House and Senate Republicans left their two-day retreat in Hershey, Pa., Friday apparently as divided on immigration issues as when they arrived at the Sweetest Place on Earth.
While almost all are united in their disdain for President Barack Obama’s executive actions on immigration, congressional Republicans still seem split over what to do about fixing the nation’s immigration laws.
Some, such as Rep. Patrick McHenry, R-N.C., said during the retreat that the House spoke Wednesday when it passed a $39.7 billion bill to fund the Department of Homeland Security through September and roll back several of Obama’s immigration executive actions.
‘We have to move forward in the House on our own terms and where our members are, and that means step-by-step individual policies that we put forward,’ McHenry told reporters Friday. ‘It’s time for the Senate to deal with the bill we sent them. We’ve given them plenty of time. When we have six or seven weeks to deal with an appropriations bill, it’s ample time. We made our statement, now the Senate needs to make theirs and we’ll see how the legislative process works.’
But other Republican lawmakers continued to express unease about the party’s path on immigration and say the party needs to have an overall conversation on the issue.
Rep. Jeff Denham, R-Calif., was among the House Republicans who voted against an amendment in the Homeland Security bill to eliminate funding for Obama’s Deferred Action for Childhood Arrivals program. The program defers the deportation of young immigrants who were brought to this country as children.

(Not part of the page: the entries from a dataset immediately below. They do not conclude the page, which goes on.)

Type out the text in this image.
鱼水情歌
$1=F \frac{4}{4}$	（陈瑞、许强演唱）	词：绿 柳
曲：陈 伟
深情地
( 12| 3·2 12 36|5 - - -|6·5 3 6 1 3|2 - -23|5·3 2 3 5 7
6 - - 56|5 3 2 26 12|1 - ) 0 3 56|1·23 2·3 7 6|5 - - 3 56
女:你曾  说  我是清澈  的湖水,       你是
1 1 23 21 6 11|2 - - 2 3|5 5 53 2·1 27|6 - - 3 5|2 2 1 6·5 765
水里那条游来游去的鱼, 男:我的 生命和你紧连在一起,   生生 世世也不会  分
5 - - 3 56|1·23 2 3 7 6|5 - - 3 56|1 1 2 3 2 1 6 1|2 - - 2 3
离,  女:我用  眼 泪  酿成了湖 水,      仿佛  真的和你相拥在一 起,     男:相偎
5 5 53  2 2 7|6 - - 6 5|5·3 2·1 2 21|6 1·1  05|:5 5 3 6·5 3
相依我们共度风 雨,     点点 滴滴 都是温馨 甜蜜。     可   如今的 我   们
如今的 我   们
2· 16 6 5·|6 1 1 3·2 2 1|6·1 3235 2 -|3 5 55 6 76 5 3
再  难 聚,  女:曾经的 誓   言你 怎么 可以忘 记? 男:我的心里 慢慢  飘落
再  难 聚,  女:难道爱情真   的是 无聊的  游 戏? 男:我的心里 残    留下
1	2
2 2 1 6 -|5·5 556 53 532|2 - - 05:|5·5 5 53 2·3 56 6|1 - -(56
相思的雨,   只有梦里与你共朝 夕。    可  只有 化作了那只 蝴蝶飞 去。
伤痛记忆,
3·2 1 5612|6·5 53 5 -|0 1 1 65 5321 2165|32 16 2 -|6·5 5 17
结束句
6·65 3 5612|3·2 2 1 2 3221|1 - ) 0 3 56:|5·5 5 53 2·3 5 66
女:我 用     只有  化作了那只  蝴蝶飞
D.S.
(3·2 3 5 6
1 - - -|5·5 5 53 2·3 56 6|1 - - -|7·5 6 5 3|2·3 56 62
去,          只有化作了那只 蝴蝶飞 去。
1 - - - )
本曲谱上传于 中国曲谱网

‘I think that sends the wrong message to the American public on what our overall reform ideas are,’ Denham said in Hershey Thursday.

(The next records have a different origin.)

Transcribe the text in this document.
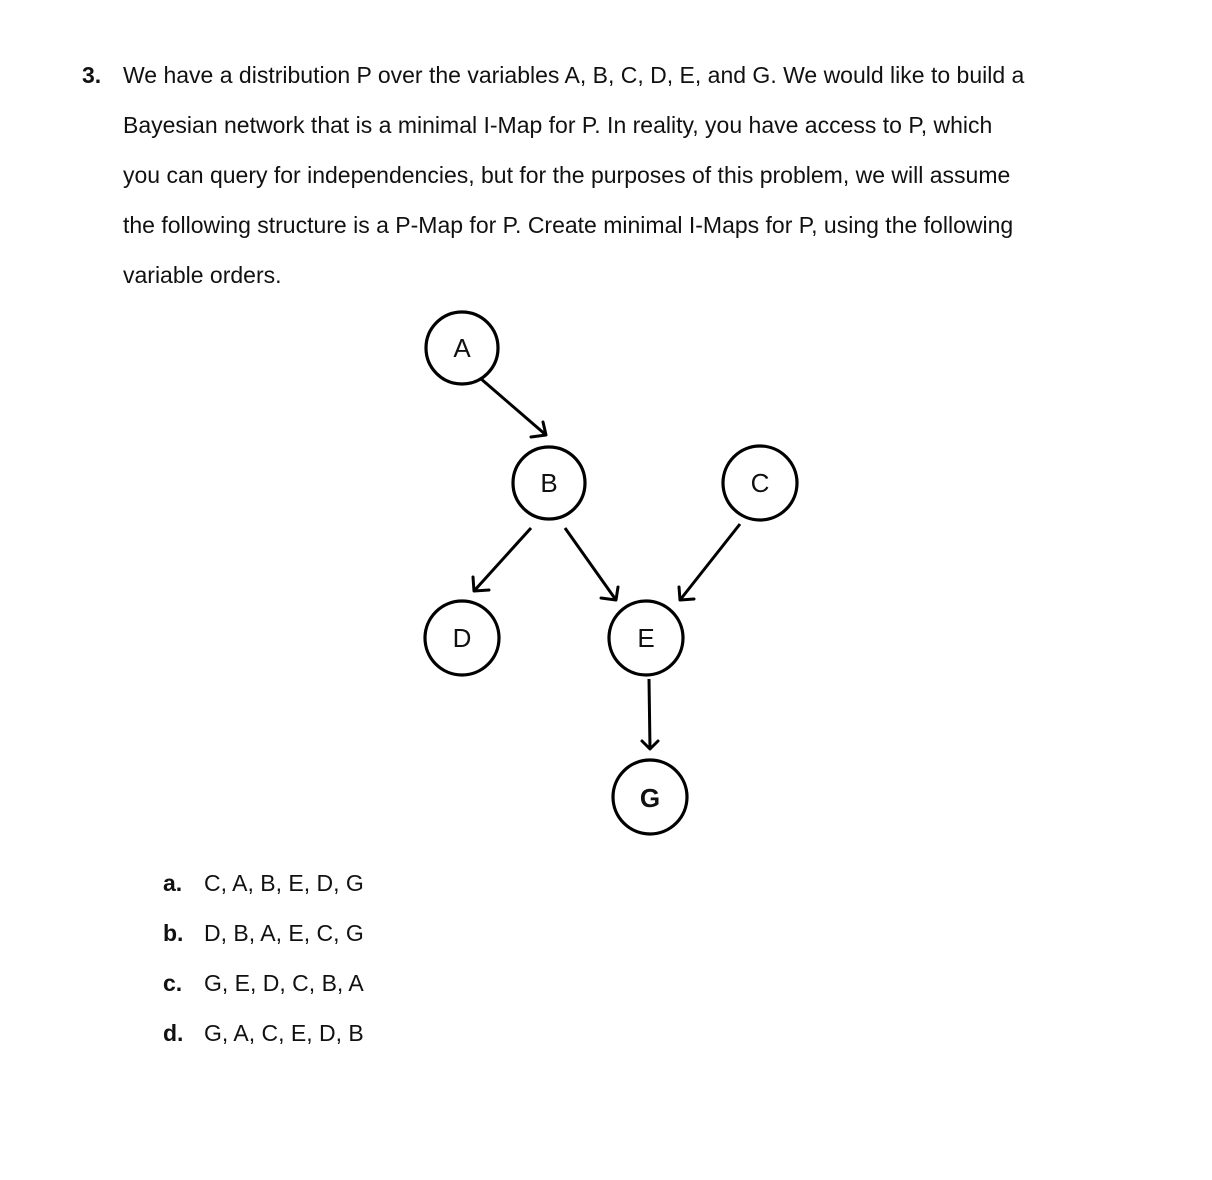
3. We have a distribution P over the variables A, B, C, D, E, and G. We would like to build a
Bayesian network that is a minimal I-Map for P. In reality, you have access to P, which
you can query for independencies, but for the purposes of this problem, we will assume
the following structure is a P-Map for P. Create minimal I-Maps for P, using the following
variable orders.
A
B	C
D	E
G
a. C, A, B, E, D, G
b. D, B, A, E, C, G
c. G, E, D, C, B, A
d. G, A, C, E, D, B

The House bill heads to the Senate where its prospects are slim. Getting the 60 Senate votes to move the measure forward appears unlikely as Republicans, such as Sens. Lindsey Graham of South Carolina and Mark Kirk of Illinois, are concerned about the linking of homeland security funding with immigration issues, especially in the wake of a recent spate of the terrorist attacks and threats worldwide.
Several moderate Senate Democrats are also balking at the House bill. Still, Senate Majority Leader Mitch McConnell, R-Ky., plans to give the bill a go in the upper chamber.
‘We’re going to try to pass it, that would be the first choice,’ he told reporters Thursday. ‘If we are unable to do that, we’ll let you know what comes next.’